Jeff then walks through the updated Strategy balance sheet, and the numbers make an aggressively bullish case that the business is far healthier than the market price suggests. He highlights 673,000 Bitcoin on the balance sheet, a much larger USD reserve, modest debt relative to assets, and roughly 72 years of preferred dividend coverage based on net capital. The main message is that the leverage ratio has actually fallen even as Bitcoin holdings have risen, which he treats as the opposite of the common market narrative.

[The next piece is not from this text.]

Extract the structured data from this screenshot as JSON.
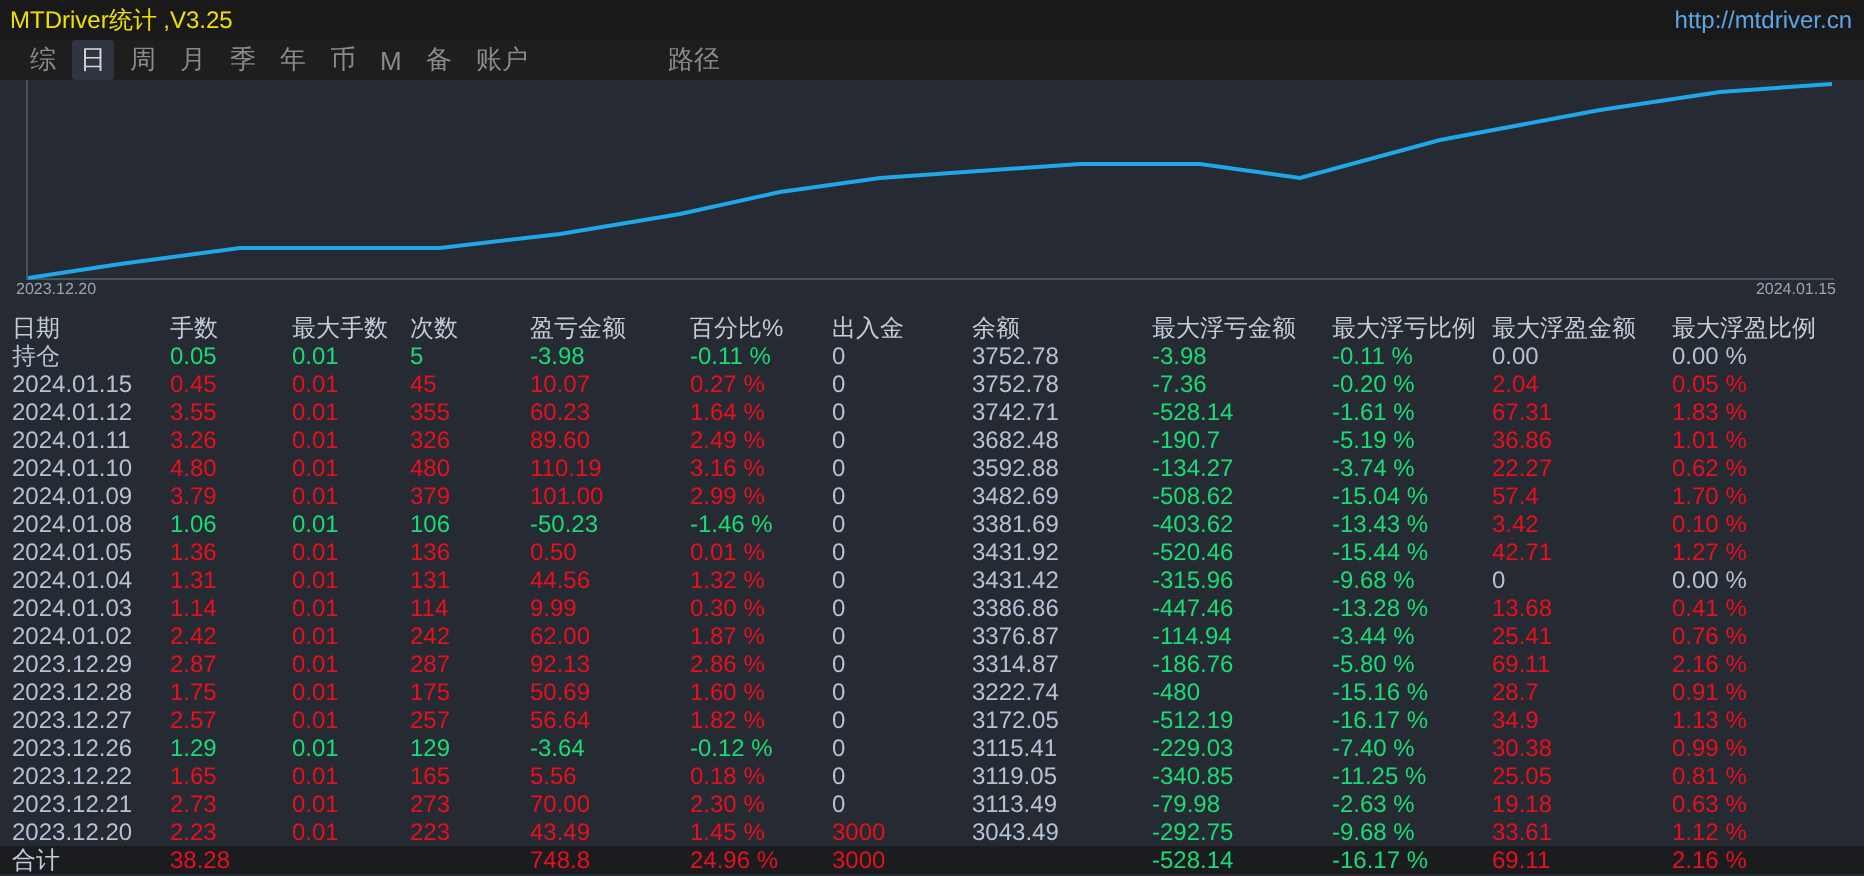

Grain translates the leverage statistics into plain English: rather than thinking of Strategy as highly leveraged, investors should think of it as having put down something like 90% equity on a house and borrowed only 10%. In other words, the balance sheet is not fragile in the way critics often imply.

ATM Debate and Price Drivers

The team then discusses what actually drives MSTR’s stock price. Adrian argues that the common narrative blaming the ATM for price weakness is far too simplistic and not supported by the data. He says he modeled issuance against a wide range of variables and found that the options market, Bitcoin itself, broader Bitcoin-sector positioning, and other factors explain far more of the stock’s price movement than ATM issuance does. Jeff sums up Adrian’s work by saying that options-market positioning appears to have much more explanatory power than ATM issuance. Dan pushes back a bit, arguing that even if ATM is not the primary driver, it still has to be considered a price-suppressive mechanism in some contexts, especially given how issuance clearly matters in less liquid instruments like STRC.

Bank Integration Catalyst

Beyond the trading mechanics, the broader thesis is that Strategy’s value increasingly lies in liquidity, optionality, and institutional relevance. Jeff says the stock has become one of the most liquid equities in the market because it is effectively a leveraged, listed way to express Bitcoin views, and Adrian agrees that MSTR has become a major betting ground for Bitcoin itself. Mason and Ben also emphasize that the bigger catalyst on the horizon is bank integration: if 2024 brought the ETF and accounting shifts, the next big unlock may be banks custodying and lending against Bitcoin at scale. In that world, Strategy’s huge collateral base becomes even more valuable because it is the most concentrated, flexible pool of Bitcoin capital available to work with.

Main Takeaway: 2026 is framed as the year digital credit will move from concept to real financial infrastructure, with Strategy’s stronger balance sheet, more stable preferred market, and growing ecosystem of products suggesting that the bottom may already be in.